II- ASGARİ ÜCRETLERİN ÜZERİNDEKİ KAZANÇLARIN UYGULANMASI:
Tazminat hesabına esas tutulacak kazançlar asgari ücretlerin üzerinde ise, tarafların HMUK hükümleri uyarınca davayı sürdürmeleri gerekir.Burada şu ayrıntılara girebiliriz:
1) Bir kere, Yargıtay’ın “Gerçek belli iken varsayımlara dayanılamaz” temel ilkesi uyarınca, kaza (olay) tarihinden hüküm gününe en yakın tarihe kadar bilinen gerçek ücretlerin veya ilgili meslek kuruluşlarından sorulacak emsal ücretlerin hesaplamada gözetilmesi gerekir. Buna “En son verilere (kazanç unsurlarına) göre tazminat hesaplanması” denilmekte olup, SİTE’mizin “Yargıtay kararları” bölümünde “Tazminatın en son kazançlara göre hesaplanması” başlığı altındaki karar örnekleri incelenmelidir.
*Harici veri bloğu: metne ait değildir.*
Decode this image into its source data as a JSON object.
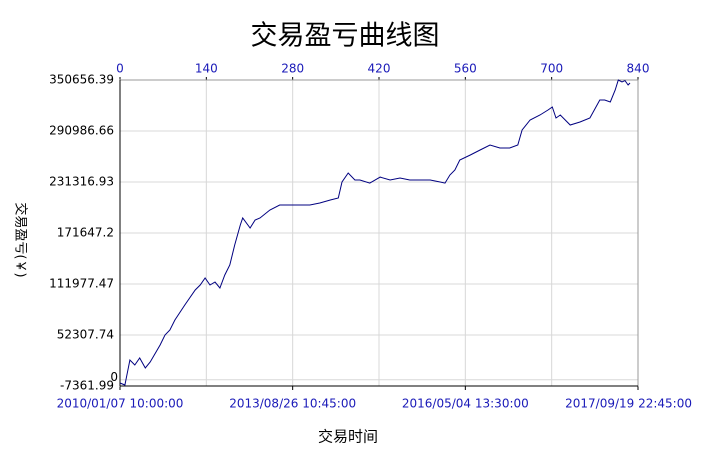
{
  "chart_data": {
    "type": "line",
    "title": "交易盈亏曲线图",
    "x_label": "交易时间",
    "y_label": "交易盈亏(￥)",
    "x": [
      0,
      8,
      16,
      24,
      32,
      41,
      49,
      65,
      73,
      81,
      89,
      105,
      122,
      130,
      138,
      146,
      154,
      162,
      170,
      178,
      186,
      195,
      199,
      211,
      219,
      227,
      243,
      259,
      276,
      292,
      308,
      324,
      341,
      354,
      360,
      370,
      381,
      389,
      405,
      422,
      438,
      454,
      470,
      486,
      503,
      519,
      527,
      535,
      543,
      551,
      568,
      584,
      600,
      616,
      632,
      645,
      652,
      665,
      681,
      694,
      701,
      707,
      714,
      730,
      746,
      762,
      778,
      786,
      795,
      803,
      808,
      814,
      819,
      824,
      827
    ],
    "series": [
      {
        "name": "交易盈亏",
        "color": "#000080",
        "values": [
          -3900,
          -6200,
          23100,
          17200,
          25400,
          13700,
          20700,
          40600,
          52300,
          58200,
          69900,
          87400,
          105000,
          110800,
          119000,
          110800,
          114300,
          107300,
          122500,
          134200,
          157600,
          181000,
          189200,
          177500,
          186900,
          189200,
          198600,
          204400,
          204400,
          204400,
          204400,
          206700,
          210300,
          212600,
          231300,
          241800,
          233700,
          233700,
          230000,
          237100,
          233700,
          236000,
          233700,
          233700,
          233700,
          231300,
          230000,
          239500,
          245400,
          257100,
          262900,
          268800,
          274600,
          271100,
          271100,
          274600,
          292200,
          303900,
          309700,
          315600,
          319100,
          306200,
          309700,
          298000,
          301500,
          306200,
          327300,
          327300,
          324900,
          339000,
          350700,
          348300,
          350000,
          344800,
          347100
        ]
      }
    ],
    "xlim": [
      0,
      840
    ],
    "xticks": [
      0,
      140,
      280,
      420,
      560,
      700,
      840
    ],
    "x2ticks": [
      {
        "value": 0,
        "label": "2010/01/07 10:00:00"
      },
      {
        "value": 280,
        "label": "2013/08/26 10:45:00"
      },
      {
        "value": 560,
        "label": "2016/05/04 13:30:00"
      },
      {
        "value": 840,
        "label": "2017/09/19 22:45:00"
      }
    ],
    "ylim": [
      -7361.99,
      350656.39
    ],
    "yticks": [
      -7361.99,
      0,
      52307.74,
      111977.47,
      171647.2,
      231316.93,
      290986.66,
      350656.39
    ],
    "grid": true
  }
}
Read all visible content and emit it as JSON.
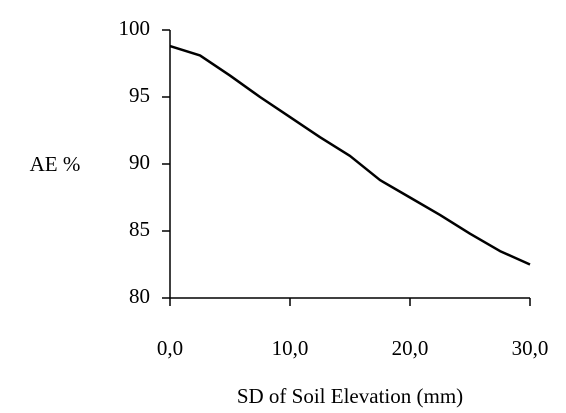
{
  "chart_data": {
    "type": "line",
    "xlabel": "SD of Soil Elevation (mm)",
    "ylabel": "AE %",
    "x": [
      0,
      2.5,
      5,
      7.5,
      10,
      12.5,
      15,
      17.5,
      20,
      22.5,
      25,
      27.5,
      30
    ],
    "series": [
      {
        "color": "#000000",
        "values": [
          98.8,
          98.1,
          96.6,
          95.0,
          93.5,
          92.0,
          90.6,
          88.8,
          87.5,
          86.2,
          84.8,
          83.5,
          82.5
        ]
      }
    ],
    "xlim": [
      0,
      30
    ],
    "xticks": [
      {
        "value": 0,
        "label": "0,0"
      },
      {
        "value": 10,
        "label": "10,0"
      },
      {
        "value": 20,
        "label": "20,0"
      },
      {
        "value": 30,
        "label": "30,0"
      }
    ],
    "ylim": [
      80,
      100
    ],
    "yticks": [
      80,
      85,
      90,
      95,
      100
    ],
    "grid": false
  }
}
2) Tazminat hesabının, yargılamanın en son aşamasında ve hüküm gününe en yakın bir tarihte yaptırılması gerekir ise de, uygulamada Bilirkişi Hesap Raporu verildikten sonra dava uzamakta ve artan ücretlere göre yeni bir Hesap Raporu gerekli olmaktadır. Burada şu ayrıntılara dikkat etmek gerekir:
a) Davacı veya vekili, tazminat hesabıyla ilgili ilk Bilirkişi Raporunu olumlu bulup itiraz etmeseler bile, iki satır bir dilekçeyle “Davanın uzaması durumunda, artan ücretlere göre yeniden rapor isteme nakkımızı saklı tutuyoruz” demeliler. Aksi takdirde ilk rapor, davalı yararına usuli kazanılmış hak oluşturacaktır.
b) Bilirkişi raporuna itiraz süresi öğretide tartışmalıdır. Usulün 283.maddesindeki bir haftalık süre, aslında tarafların “bilirkişi raporundaki eksik ve anlaşılmaz yönler hakkında bilirkişiden açıklama isteme süresi” olup, rapora yargılamanın sonuna kadar itiraz edebilme ve sonradan farkedilen yasaya ve içtihada aykırı durumlar nedeniyle yeni bir rapor isteme hakları bulunduğu düşüncesinde isek de, konunun tartışmalı olması ve farklı görüşler ileri sürülmsi nedeniyle, rapora karşı itiraz ve beyanların bir haftalık sürede yapılması bir önlem olarak benimsenmelidir.
c) İlk raporun verilmesinden sonra, yukarda uyardığımız gibi, davanın uzaması durumunda artan asgari ücretlere göre yeniden hesaplama yapılmasını isteme hakkı saklı tutulduğu takdirde, ikinci bir bilirkişi raporuyla artan gerçek veya emsal ücretler üzerinden yeniden tazminat hesaplanabilecek ve son rapordaki rakamlar hükme esas olacaktır. (İlk rapordan sonra uzun süre geçmiş ise ve hesaplamada emsal ücretler esas alınmış ise, dosya yeniden bilirkişiye verilmeden önce ilgili yerlerden, meslek kuruluşlarından veya ticaret odalarından yeniden emsal ücretler sorulmalıdır.)
d) Yargıtay bozma kararından sonra, yeniden artan ücretlere göre tazminat hesaplanabilmesi için, önceki mahkeme kararı davacı tarafından temyiz edilmiş ve karar davacı yararına bozulmuş olmalıdır. Böyle bir durumda dava kesin sonuçlanmamış olacağından, davacının yeniden tazminat isteme hakkı vardır.